A Laura Perellón no le sentó bien el menosprecio de su cuñado. Para no entrar en barrena ante las puyas alegaba para sí que «conocer a las personas no es cuestión de tiempo, sino de alma» y perogrulladas por el estilo que tenía leídas en agendas de a aforismo por día.
—Desde anteayer, no: desde hace años... —se defendió Laura con poco hálito.
—Sí, años. Lustros. Siglos. Como tú quieras.
A Barto le daba como igual que soltaran guapadas a su señora. Le interesaba cerrar lo de la dirección porque veía que el tiempo se echaba encima, y confiaba en su padrino por lazos sentimentales. A Crispo era al que le molestaban esas chulerías contra aquellas pecas de aquella nariz. Planteó contra Argi un esquema de situación de cierta validez.
—Si tienes otra opción —dijo el menor dirigiéndose al mayor—, igual es mejor que la de Franky. Pero si no la tienes, todo está clarísimo.
Con ello, Barto y él acabaron confluyendo en sus intereses. El mediano hizo el resto, formando con Crispo una pared de delanteros en carrera hacia la portería.
—Argi, según cualquier plan de producción, si pasado mañana tenemos director, igual llegamos a estrenar en plazo. Pero si no lo tenemos, ya es seguro que no llegamos.
—¿Cuánto cobra?
—Supongo que lo que podamos darle. Porque estoy seguro de que le va a hacer mucha ilusión.
Argi se quedó en silencio, sin argumentos. Denotó que cedía cuando sacó su móvil.
—Déjame su teléfono.
Barto le pasó a Argi una tarjeta de visita impresa en un papel de 80 gr/m2, el del humilde folio de uso común. Era la de Franky. Argi marcó el número y apeló al sentido de la prudencia.
—¿No le habrás comentado nada todavía, verdad?
—No, desde luego. No es cosa de levantar la liebre. Que luego cuando se adelantan acontecimientos todo se vuelve contra uno y todo se enfanga. No sabe nada, ni pensaba decirle nada hasta que no estuviéramos todos de acuerdo, que luego viene el «tú me dijiste blanco y ahora es negro, en qué quedamos», todo ese pastel...
Argi abandonó la charla sobre estrategia de la contratación cuando Franky le cogió el teléfono.
—Hola... ¿Franky?
Entonces irrumpió. Sesenta y pico años, de teja oscuro, amarillo canario, verde césped y celeste claro. Por sorpresa, de espaldas, a voces: haciendo número, como le dictaba su técnica, para que no quedara duda de que el espectáculo y él eran la misma cosa.
—¡Hola, familia!
Todos respingaron por el grito, todos giraron del susto. Argi colgó su teléfono y Franky chisporroteó.
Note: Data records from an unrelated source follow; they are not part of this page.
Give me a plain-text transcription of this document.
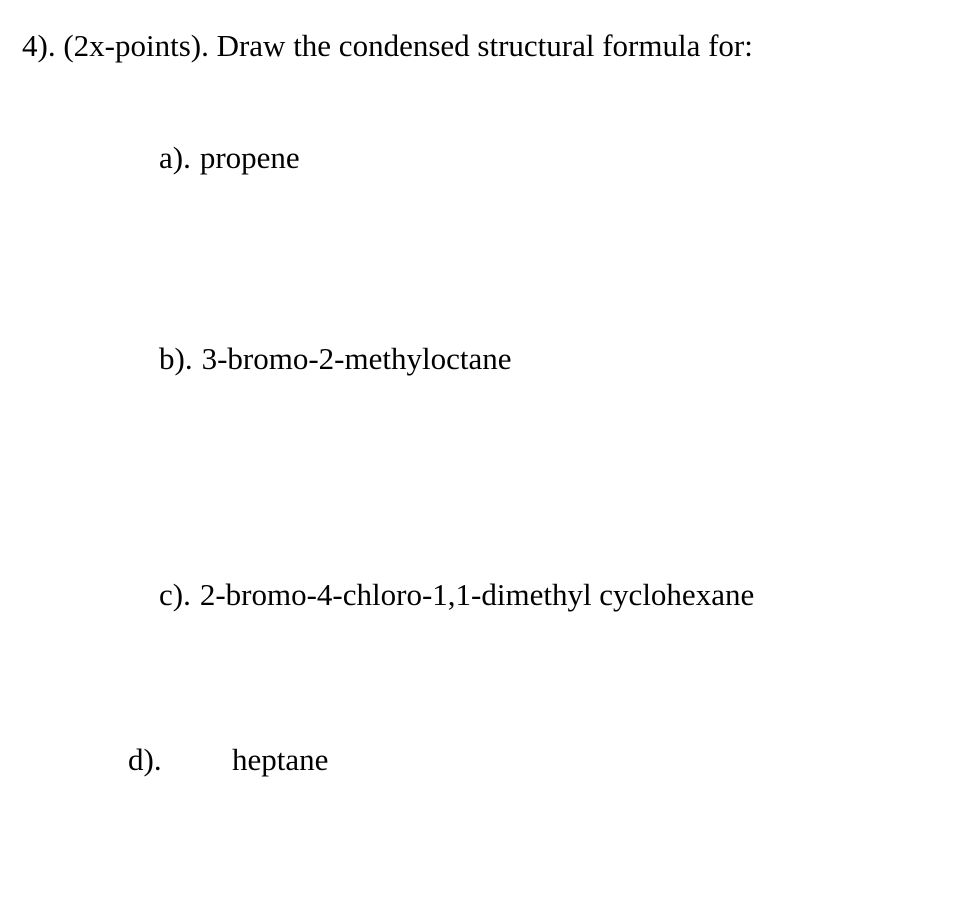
4). (2x-points). Draw the condensed structural formula for:

a). propene

b). 3-bromo-2-methyloctane

c). 2-bromo-4-chloro-1,1-dimethyl cyclohexane

d). heptane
—¡Se oye tan bien el móvil que me parece tal que si estuvieras aquí ahora mismo! —Y se reía de su propio gag improvisado.
—¿Franky?
—¡El mismo que viste y calza!
A Argi no le salió otro comentario menos agrio.
—¿Pero tú qué haces aquí?
—Oye, ¡me ha encantado esto!
Y blandía el ejemplar fotocopiado de La vida, que ya traía con sus anotaciones a lapicero. A Barto le incomodó la mirada acochinada con la que Argi le fogueó, llamándole mentiroso a las claras. Para cambiar de tema gestual, Barto pagó a Franky la factura del taxi. Religiosamente y en el acto, no fuera a ser que cantara que sus recursos de producción eran, más que escasos, raquíticos.